Two separate studies have confirmed that the new generation of smart TVs for different brands transmit sensitive data to users such as Netflix, Google and Facebook, even if the user is not subscribed to any service and if the device is turned off.
Researchers from Northeastern University and Imperial College in London have revealed that Internet-connected TVs, including Samsung and LG TVs and devices such as Amazon Fire TV, send information about the device and its location.
In the case of Netflix, for example, data is sent even when the application is not active, even if the user is not registered with the service. "So she may know when she's at home and when she's not," explains David Chauvins, one of the study's authors, to the Financial Times.
Other Internet-connected devices, including smart speakers and cameras, send information to "dozens" of companies, including Spotify and Microsoft, the researchers found.

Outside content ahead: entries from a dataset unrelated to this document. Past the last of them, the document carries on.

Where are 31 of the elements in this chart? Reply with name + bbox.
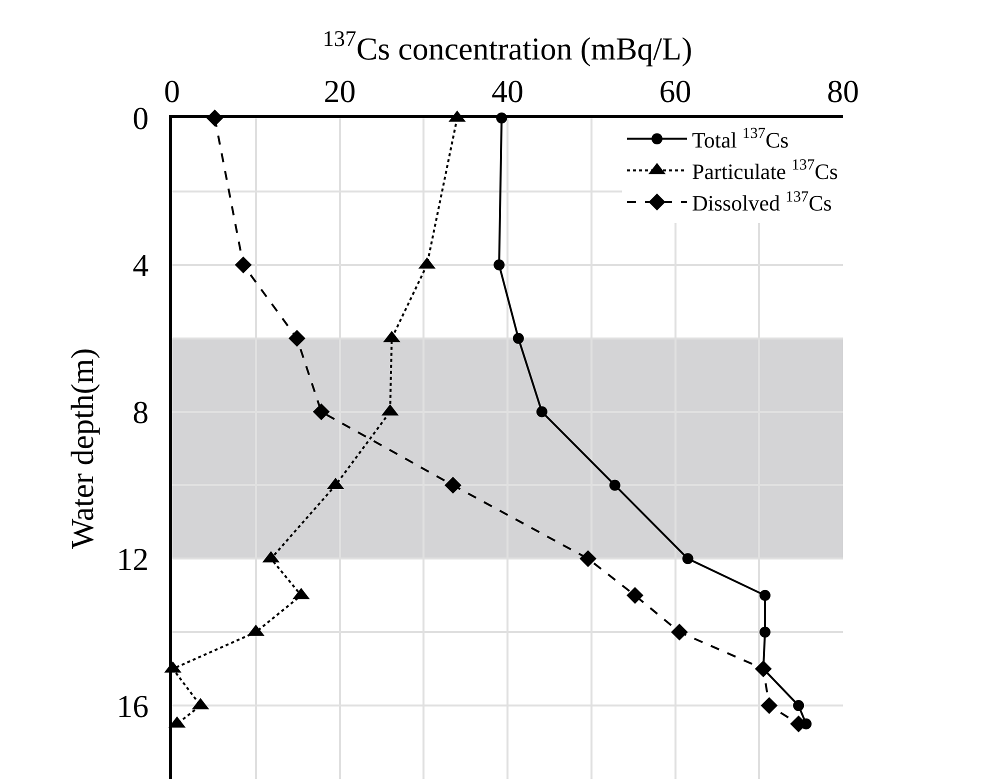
y-tick-label: 4 bbox=[132, 247, 149, 284]
point bbox=[626, 586, 644, 604]
x-tick-label: 40 bbox=[492, 73, 524, 110]
legend-label: Dissolved $^{137}$Cs bbox=[692, 188, 832, 216]
point bbox=[288, 330, 306, 347]
point bbox=[760, 697, 778, 714]
x-axis-title: $^{137}$Cs concentration (mBq/L) bbox=[322, 26, 692, 66]
y-tick-label: 12 bbox=[116, 540, 149, 577]
x-tick-label: 60 bbox=[659, 73, 692, 110]
point bbox=[494, 259, 505, 270]
point bbox=[536, 406, 548, 418]
y-tick-label: 0 bbox=[132, 100, 149, 136]
point bbox=[760, 626, 770, 638]
point bbox=[512, 332, 524, 344]
point bbox=[580, 550, 596, 568]
point bbox=[682, 553, 694, 564]
x-tick-label: 20 bbox=[324, 73, 356, 110]
point bbox=[312, 403, 330, 420]
legend-label: Particulate $^{137}$Cs bbox=[692, 156, 838, 184]
x-tick-label: 80 bbox=[827, 73, 859, 110]
point bbox=[670, 624, 688, 641]
point bbox=[760, 590, 770, 601]
point bbox=[444, 476, 462, 494]
point bbox=[793, 700, 804, 712]
legend-label: Total $^{137}$Cs bbox=[692, 125, 789, 152]
y-tick-label: 16 bbox=[116, 688, 149, 724]
y-tick-label: 8 bbox=[132, 394, 149, 430]
point bbox=[609, 480, 620, 491]
y-axis-title: Water depth(m) bbox=[64, 348, 100, 549]
point bbox=[234, 256, 252, 274]
x-tick-label: 0 bbox=[164, 73, 180, 110]
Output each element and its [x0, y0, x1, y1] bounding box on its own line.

In the second study on smart TV from Princeton University, the researchers noted that some applications supported by Roku and Fire TV had sent data to third parties, including Google.

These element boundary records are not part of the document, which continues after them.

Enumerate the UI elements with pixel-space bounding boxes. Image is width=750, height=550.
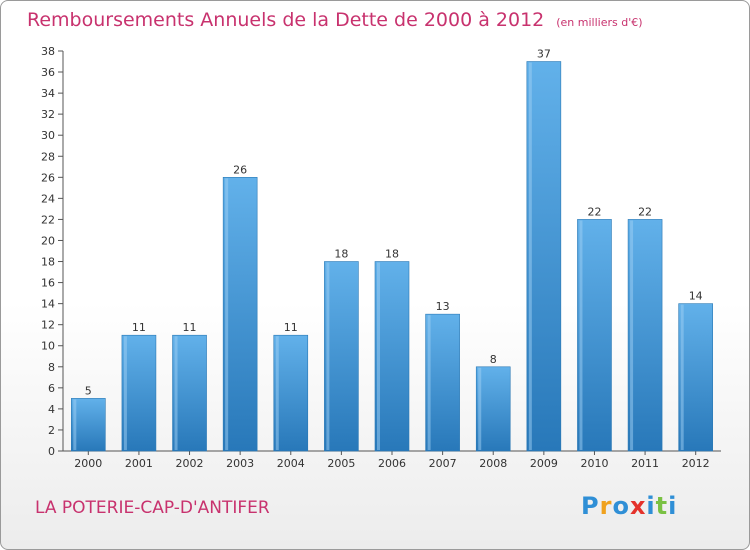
x-tick-label: 2002 bbox=[176, 457, 204, 470]
logo-letter: t bbox=[655, 492, 669, 520]
data-label-2009: 37 bbox=[537, 48, 551, 61]
y-tick-label: 26 bbox=[41, 171, 55, 184]
y-tick-label: 20 bbox=[41, 234, 55, 247]
bar-highlight bbox=[225, 178, 229, 450]
x-axis: 2000 2001 2002 2003 2004 2005 2006 2007 2008 2009… bbox=[63, 450, 721, 470]
x-tick-label: 2010 bbox=[580, 457, 608, 470]
data-label-2011: 22 bbox=[638, 205, 652, 218]
bar-highlight bbox=[174, 336, 178, 450]
logo-letter: o bbox=[612, 492, 630, 520]
bar-2003 bbox=[222, 177, 258, 452]
data-label-2002: 11 bbox=[183, 321, 197, 334]
bar-2010 bbox=[577, 219, 612, 452]
data-labels: 5 11 11 26 11 18 18 13 8 37 22 22 14 bbox=[85, 48, 703, 398]
y-tick-label: 6 bbox=[48, 382, 55, 395]
proxiti-logo[interactable]: Proxiti bbox=[581, 492, 677, 520]
bar-2012 bbox=[678, 303, 713, 452]
data-label-2012: 14 bbox=[689, 290, 703, 303]
data-label-2010: 22 bbox=[587, 205, 601, 218]
data-label-2001: 11 bbox=[132, 321, 146, 334]
bar-highlight bbox=[427, 315, 431, 450]
y-tick-label: 10 bbox=[41, 340, 55, 353]
data-label-2003: 26 bbox=[233, 163, 247, 176]
y-tick-label: 22 bbox=[41, 213, 55, 226]
bar-highlight bbox=[680, 304, 684, 450]
y-tick-label: 0 bbox=[48, 445, 55, 458]
x-tick-label: 2009 bbox=[530, 457, 558, 470]
bar-highlight bbox=[478, 367, 482, 450]
chart-title-text: Remboursements Annuels de la Dette de 20… bbox=[27, 9, 545, 31]
y-tick-label: 12 bbox=[41, 319, 55, 332]
bar-2005 bbox=[324, 261, 359, 452]
bar-2009 bbox=[526, 61, 562, 452]
data-label-2007: 13 bbox=[436, 300, 450, 313]
x-tick-label: 2000 bbox=[74, 457, 102, 470]
logo-letter: P bbox=[581, 492, 600, 520]
bar-highlight bbox=[73, 399, 77, 450]
chart-title: Remboursements Annuels de la Dette de 20… bbox=[27, 9, 643, 31]
x-tick-label: 2006 bbox=[378, 457, 406, 470]
x-tick-label: 2011 bbox=[631, 457, 659, 470]
y-tick-label: 32 bbox=[41, 108, 55, 121]
y-tick-label: 14 bbox=[41, 298, 55, 311]
chart-unit: (en milliers d'€) bbox=[556, 16, 643, 29]
bar-highlight bbox=[326, 262, 330, 450]
y-tick-label: 28 bbox=[41, 150, 55, 163]
logo-letter: i bbox=[646, 492, 656, 520]
y-tick-label: 34 bbox=[41, 87, 55, 100]
x-tick-label: 2007 bbox=[429, 457, 457, 470]
y-tick-label: 18 bbox=[41, 256, 55, 269]
x-tick-label: 2004 bbox=[277, 457, 305, 470]
commune-name: LA POTERIE-CAP-D'ANTIFER bbox=[35, 498, 270, 518]
bars bbox=[71, 61, 713, 452]
bar-2006 bbox=[374, 261, 410, 452]
data-label-2004: 11 bbox=[284, 321, 298, 334]
y-tick-label: 2 bbox=[48, 424, 55, 437]
logo-letter: i bbox=[668, 492, 678, 520]
bar-highlight bbox=[123, 336, 127, 450]
logo-letter: x bbox=[629, 492, 647, 520]
bar-2004 bbox=[273, 334, 309, 452]
data-label-2006: 18 bbox=[385, 248, 399, 261]
bar-highlight bbox=[275, 336, 279, 450]
bar-2011 bbox=[627, 219, 663, 452]
bar-2002 bbox=[172, 334, 207, 452]
bar-2000 bbox=[71, 398, 106, 452]
bar-highlight bbox=[377, 262, 380, 450]
x-tick-label: 2008 bbox=[479, 457, 507, 470]
logo-letter: r bbox=[599, 492, 613, 520]
y-tick-label: 38 bbox=[41, 45, 55, 58]
data-label-2005: 18 bbox=[334, 248, 348, 261]
y-tick-label: 36 bbox=[41, 66, 55, 79]
x-tick-label: 2003 bbox=[226, 457, 254, 470]
x-tick-label: 2012 bbox=[682, 457, 710, 470]
bar-highlight bbox=[579, 220, 583, 450]
y-tick-label: 24 bbox=[41, 192, 55, 205]
data-label-2000: 5 bbox=[85, 384, 92, 397]
bar-highlight bbox=[630, 220, 634, 450]
bar-2001 bbox=[121, 334, 157, 452]
bar-2008 bbox=[475, 366, 511, 452]
bar-2007 bbox=[425, 313, 460, 452]
x-tick-label: 2005 bbox=[327, 457, 355, 470]
y-tick-label: 8 bbox=[48, 361, 55, 374]
y-tick-label: 4 bbox=[48, 403, 55, 416]
data-label-2008: 8 bbox=[490, 353, 497, 366]
y-tick-label: 16 bbox=[41, 277, 55, 290]
y-tick-label: 30 bbox=[41, 129, 55, 142]
bar-highlight bbox=[528, 62, 532, 451]
x-tick-label: 2001 bbox=[125, 457, 153, 470]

The study by Northeastern University, in particular, is the largest ever on smart TV, involving 81 different devices in both the UK and the United States, and found "important information exposures".
Amazon, Microsoft, Google and Akamai were the companies to which data is often sent, partly because they provide cloud services and networks on which smart devices operate. The impact of Amazon, in particular, was "almost half of the devices analyzed."
This means, according to Chauvins, that she can “deduce a lot of information about what users are doing with different devices in the same house, including devices that were not produced by Amazon”, which could represent an eye on users as well as on competitors. Italian news.
Most of the data sent was encrypted so researchers could not know if other information was sent along with the IP address and location. But computer scientist at the Royal College, Hamid Haddadi, said some of the television broadcast could be captured.
According to Agi, Netflix explained that "information from smart TVs when the app is not active is limited to the way Netflix appears on the screen", ie it also receives information from non-members.
Facebook also confirmed this, explaining according to AGI that "for devices and applications, it is common to send data to integrated third-party services."
"Like other publishers, smart TV app developers can use our services to show ads and measure their performance," Google said, similar to what happens with the company in the app and on the web, but Google says this is always based on "user preferences on the device." "Depending on the device manufacturer or app owner, the data sent may include the user's location, device type, and what the user is searching for in a particular app, so that it can be targeted with customized ads.